Lastly, games that go F2P make money because they stop spending money, not because they're actually pulling in more revenue than a subscription-based game. They sacrifice regular content updates, customer service and long-term support for focusing their efforts on cheap ways to make money... vanity items in the cash shop, power boosters, experience boosters, mounts and pets and other collectibles. These things cost very little money to make, so it turns out to be very profitable in the short-term.

If you've got a P2P game that has 100,000 customers at $15 a month, you're pulling in $1.5 million a month, steady and reliable. If you've got an F2P game, you might make three times that in one month, and nothing at all the next month. In order for F2P games to remain profitable, they have to "cut the fat" by laying off existing staff, shrinking their workforce to a bare minimum maintenance crew and focusing all remaining development efforts on trying to get people to buy stuff from your shop.

Honestly, if P2P dies out I'm just done with MMOs in general until the F2P bubble bursts. After that happens I think we'll see some really interesting new games, especially considering how it'll likely happen when WoW's alleged decline starts to become real.
Any good game can be played for years regardless of the community, especially if they release regular updates and expansions.

P2P games are also capable of focusing their efforts on cheap ways to make money... vanity items in the cash shop, power boosters, experience boosters, mounts and pets and other collectibles. It's not sacrificing all content updates but any effort and money put into the cash shop is less effort and money put into content patches.

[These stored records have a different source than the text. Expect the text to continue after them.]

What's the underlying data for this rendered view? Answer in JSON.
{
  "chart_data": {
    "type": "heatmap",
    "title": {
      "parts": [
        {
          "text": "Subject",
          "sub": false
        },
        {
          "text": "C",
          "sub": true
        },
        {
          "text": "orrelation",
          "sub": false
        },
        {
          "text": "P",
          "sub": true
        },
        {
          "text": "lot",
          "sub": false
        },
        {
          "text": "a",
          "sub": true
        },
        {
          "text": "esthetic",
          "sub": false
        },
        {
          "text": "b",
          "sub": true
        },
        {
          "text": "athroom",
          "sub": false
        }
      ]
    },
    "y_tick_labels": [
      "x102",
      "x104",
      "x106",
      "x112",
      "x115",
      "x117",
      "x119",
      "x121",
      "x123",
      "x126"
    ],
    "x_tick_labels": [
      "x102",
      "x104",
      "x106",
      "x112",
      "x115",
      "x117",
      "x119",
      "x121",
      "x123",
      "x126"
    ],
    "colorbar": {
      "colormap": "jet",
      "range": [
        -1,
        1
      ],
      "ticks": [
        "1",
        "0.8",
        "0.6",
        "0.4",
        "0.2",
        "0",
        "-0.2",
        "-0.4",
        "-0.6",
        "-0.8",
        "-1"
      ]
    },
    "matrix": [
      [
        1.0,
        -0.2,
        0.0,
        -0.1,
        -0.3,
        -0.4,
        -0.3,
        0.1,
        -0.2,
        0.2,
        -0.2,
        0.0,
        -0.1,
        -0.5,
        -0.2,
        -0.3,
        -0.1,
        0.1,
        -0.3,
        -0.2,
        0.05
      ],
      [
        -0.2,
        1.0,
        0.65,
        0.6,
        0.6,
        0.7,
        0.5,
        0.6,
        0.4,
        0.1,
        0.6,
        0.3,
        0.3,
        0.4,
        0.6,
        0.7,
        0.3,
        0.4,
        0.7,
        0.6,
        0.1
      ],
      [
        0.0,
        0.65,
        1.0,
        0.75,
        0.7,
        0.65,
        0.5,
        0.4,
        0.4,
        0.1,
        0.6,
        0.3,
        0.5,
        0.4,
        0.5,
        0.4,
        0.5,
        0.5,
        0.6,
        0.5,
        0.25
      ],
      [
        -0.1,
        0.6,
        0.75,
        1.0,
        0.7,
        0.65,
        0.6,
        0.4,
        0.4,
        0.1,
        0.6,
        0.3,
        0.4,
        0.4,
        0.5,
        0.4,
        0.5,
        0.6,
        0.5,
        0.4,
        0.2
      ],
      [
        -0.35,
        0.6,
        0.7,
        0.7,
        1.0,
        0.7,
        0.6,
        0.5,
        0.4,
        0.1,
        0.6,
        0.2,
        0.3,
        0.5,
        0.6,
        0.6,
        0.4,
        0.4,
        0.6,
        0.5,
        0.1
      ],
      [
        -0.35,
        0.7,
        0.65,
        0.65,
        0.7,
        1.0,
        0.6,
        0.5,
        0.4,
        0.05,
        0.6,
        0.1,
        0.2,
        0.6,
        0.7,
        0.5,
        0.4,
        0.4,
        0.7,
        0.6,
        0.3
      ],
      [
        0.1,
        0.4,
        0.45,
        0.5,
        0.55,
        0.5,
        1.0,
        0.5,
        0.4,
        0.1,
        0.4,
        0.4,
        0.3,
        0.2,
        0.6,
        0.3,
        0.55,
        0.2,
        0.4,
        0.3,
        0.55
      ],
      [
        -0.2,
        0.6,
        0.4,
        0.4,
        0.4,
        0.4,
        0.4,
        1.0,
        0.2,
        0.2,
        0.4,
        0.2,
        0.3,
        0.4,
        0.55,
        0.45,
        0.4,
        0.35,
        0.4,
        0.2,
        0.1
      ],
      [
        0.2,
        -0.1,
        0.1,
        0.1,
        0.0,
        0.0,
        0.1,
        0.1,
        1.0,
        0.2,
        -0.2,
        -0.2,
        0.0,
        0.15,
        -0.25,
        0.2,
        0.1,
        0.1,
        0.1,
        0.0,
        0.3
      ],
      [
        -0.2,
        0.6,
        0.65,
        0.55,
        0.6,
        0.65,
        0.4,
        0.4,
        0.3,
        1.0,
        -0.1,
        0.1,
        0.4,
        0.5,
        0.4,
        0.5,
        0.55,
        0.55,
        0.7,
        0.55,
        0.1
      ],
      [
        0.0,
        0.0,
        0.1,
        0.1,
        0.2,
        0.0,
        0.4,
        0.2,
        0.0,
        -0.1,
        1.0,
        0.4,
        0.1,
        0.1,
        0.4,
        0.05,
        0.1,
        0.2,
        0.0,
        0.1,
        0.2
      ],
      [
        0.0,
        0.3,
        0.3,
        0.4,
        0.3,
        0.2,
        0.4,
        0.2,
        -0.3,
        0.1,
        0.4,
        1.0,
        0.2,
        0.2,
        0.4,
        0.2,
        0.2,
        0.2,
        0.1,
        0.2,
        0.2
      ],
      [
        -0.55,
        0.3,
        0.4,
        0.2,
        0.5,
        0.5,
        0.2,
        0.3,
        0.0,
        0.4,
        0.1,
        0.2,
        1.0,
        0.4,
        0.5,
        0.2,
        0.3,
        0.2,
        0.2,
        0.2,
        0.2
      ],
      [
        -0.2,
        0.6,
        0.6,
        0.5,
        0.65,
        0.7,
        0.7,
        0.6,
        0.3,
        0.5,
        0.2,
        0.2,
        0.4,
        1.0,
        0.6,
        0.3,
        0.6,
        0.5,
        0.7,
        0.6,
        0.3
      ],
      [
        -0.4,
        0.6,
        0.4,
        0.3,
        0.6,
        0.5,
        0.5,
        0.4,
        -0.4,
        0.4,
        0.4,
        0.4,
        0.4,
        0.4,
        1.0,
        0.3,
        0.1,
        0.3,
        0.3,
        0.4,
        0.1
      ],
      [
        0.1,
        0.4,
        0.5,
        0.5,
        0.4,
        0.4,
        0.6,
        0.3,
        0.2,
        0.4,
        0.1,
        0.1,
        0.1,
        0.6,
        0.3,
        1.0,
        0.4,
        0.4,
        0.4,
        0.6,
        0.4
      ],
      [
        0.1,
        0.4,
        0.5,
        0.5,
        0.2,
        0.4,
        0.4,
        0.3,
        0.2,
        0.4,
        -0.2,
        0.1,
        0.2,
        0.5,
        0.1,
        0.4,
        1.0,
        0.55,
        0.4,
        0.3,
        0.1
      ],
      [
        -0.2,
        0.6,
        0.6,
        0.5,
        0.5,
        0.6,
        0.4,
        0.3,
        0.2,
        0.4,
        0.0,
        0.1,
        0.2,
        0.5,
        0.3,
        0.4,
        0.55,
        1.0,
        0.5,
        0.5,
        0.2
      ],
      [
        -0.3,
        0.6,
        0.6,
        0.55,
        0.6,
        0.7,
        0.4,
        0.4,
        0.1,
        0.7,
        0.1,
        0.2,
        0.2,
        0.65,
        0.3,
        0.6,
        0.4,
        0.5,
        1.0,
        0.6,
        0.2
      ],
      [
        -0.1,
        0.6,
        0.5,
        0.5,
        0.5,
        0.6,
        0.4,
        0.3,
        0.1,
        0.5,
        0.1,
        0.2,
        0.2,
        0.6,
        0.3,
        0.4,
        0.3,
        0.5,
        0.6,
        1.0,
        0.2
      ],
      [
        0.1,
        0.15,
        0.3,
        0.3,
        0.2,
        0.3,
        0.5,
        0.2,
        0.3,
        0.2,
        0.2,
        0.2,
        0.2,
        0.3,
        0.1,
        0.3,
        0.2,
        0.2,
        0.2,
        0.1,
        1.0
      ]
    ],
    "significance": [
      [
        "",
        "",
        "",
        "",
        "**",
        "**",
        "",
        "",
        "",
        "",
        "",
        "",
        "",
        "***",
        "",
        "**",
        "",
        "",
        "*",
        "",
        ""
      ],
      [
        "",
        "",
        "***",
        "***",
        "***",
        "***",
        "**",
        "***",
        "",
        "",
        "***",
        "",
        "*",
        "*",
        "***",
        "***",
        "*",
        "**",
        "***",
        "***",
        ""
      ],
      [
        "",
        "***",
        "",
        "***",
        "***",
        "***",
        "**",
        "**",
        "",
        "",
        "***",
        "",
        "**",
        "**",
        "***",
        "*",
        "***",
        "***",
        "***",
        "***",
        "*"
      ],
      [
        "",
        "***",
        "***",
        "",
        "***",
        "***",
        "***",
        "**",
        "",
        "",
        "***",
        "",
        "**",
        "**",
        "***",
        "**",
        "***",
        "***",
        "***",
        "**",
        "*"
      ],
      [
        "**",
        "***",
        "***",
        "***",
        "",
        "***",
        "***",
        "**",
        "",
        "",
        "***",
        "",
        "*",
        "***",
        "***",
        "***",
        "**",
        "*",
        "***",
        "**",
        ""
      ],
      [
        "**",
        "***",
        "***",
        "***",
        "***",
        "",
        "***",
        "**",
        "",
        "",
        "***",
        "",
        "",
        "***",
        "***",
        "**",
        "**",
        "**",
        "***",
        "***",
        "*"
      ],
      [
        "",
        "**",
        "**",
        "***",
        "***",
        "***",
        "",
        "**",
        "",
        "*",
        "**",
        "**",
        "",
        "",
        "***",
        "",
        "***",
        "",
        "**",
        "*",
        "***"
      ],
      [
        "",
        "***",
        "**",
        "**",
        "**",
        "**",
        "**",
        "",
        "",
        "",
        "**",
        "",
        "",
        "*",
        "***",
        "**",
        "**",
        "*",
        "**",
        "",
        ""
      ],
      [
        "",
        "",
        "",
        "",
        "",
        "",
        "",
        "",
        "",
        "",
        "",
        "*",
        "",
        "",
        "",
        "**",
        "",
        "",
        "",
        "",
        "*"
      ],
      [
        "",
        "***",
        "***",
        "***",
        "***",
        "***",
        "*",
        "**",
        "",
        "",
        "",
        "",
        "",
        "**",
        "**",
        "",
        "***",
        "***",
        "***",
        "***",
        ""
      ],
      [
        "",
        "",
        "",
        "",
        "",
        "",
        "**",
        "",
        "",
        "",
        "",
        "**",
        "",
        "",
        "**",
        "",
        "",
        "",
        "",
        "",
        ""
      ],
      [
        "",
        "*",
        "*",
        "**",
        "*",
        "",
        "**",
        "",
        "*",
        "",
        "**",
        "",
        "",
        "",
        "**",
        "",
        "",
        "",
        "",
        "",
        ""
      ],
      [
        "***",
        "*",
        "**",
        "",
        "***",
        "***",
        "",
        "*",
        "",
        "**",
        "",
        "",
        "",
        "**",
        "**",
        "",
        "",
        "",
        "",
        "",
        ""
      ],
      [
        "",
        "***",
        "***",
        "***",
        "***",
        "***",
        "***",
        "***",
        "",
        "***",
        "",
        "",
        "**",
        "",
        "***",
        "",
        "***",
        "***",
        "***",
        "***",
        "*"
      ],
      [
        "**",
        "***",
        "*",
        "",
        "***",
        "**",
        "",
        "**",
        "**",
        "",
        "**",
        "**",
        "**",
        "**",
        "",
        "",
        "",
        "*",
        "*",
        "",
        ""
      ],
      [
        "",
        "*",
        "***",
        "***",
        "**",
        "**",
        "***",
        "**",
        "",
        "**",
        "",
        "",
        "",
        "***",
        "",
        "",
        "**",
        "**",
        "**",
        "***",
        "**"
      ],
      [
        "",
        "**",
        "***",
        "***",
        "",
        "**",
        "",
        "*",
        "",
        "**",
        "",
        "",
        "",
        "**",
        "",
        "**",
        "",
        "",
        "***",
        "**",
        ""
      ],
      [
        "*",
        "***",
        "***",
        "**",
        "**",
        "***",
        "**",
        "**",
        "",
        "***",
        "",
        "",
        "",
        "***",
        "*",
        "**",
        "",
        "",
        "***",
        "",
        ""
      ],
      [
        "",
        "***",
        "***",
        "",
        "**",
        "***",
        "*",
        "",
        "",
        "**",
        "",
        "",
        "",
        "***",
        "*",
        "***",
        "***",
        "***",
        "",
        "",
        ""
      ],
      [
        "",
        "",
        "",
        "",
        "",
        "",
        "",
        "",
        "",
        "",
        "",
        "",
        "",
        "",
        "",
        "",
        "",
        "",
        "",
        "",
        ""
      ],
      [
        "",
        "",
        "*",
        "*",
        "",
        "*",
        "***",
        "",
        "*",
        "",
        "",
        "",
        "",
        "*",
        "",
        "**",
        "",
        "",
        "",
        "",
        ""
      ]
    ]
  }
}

Higher subscription numbers doesn't lead to more content patches. WoW at 12million subs then and 8million subs now, I'm still seeing 1 new raid per patch. Content is also prolonged by gating and dailies. Raids with their low drop chance for gear, gating and one kill a week. Other content with dailies for tokens for items with incredibly high token costs that takes months to purchase everything. Btw, if 12million down to 8million is not a decline, then I don't know what is.

But yeah, P2P games have much better customer support, account security and recovery. And that is very important for any customers who put money into games.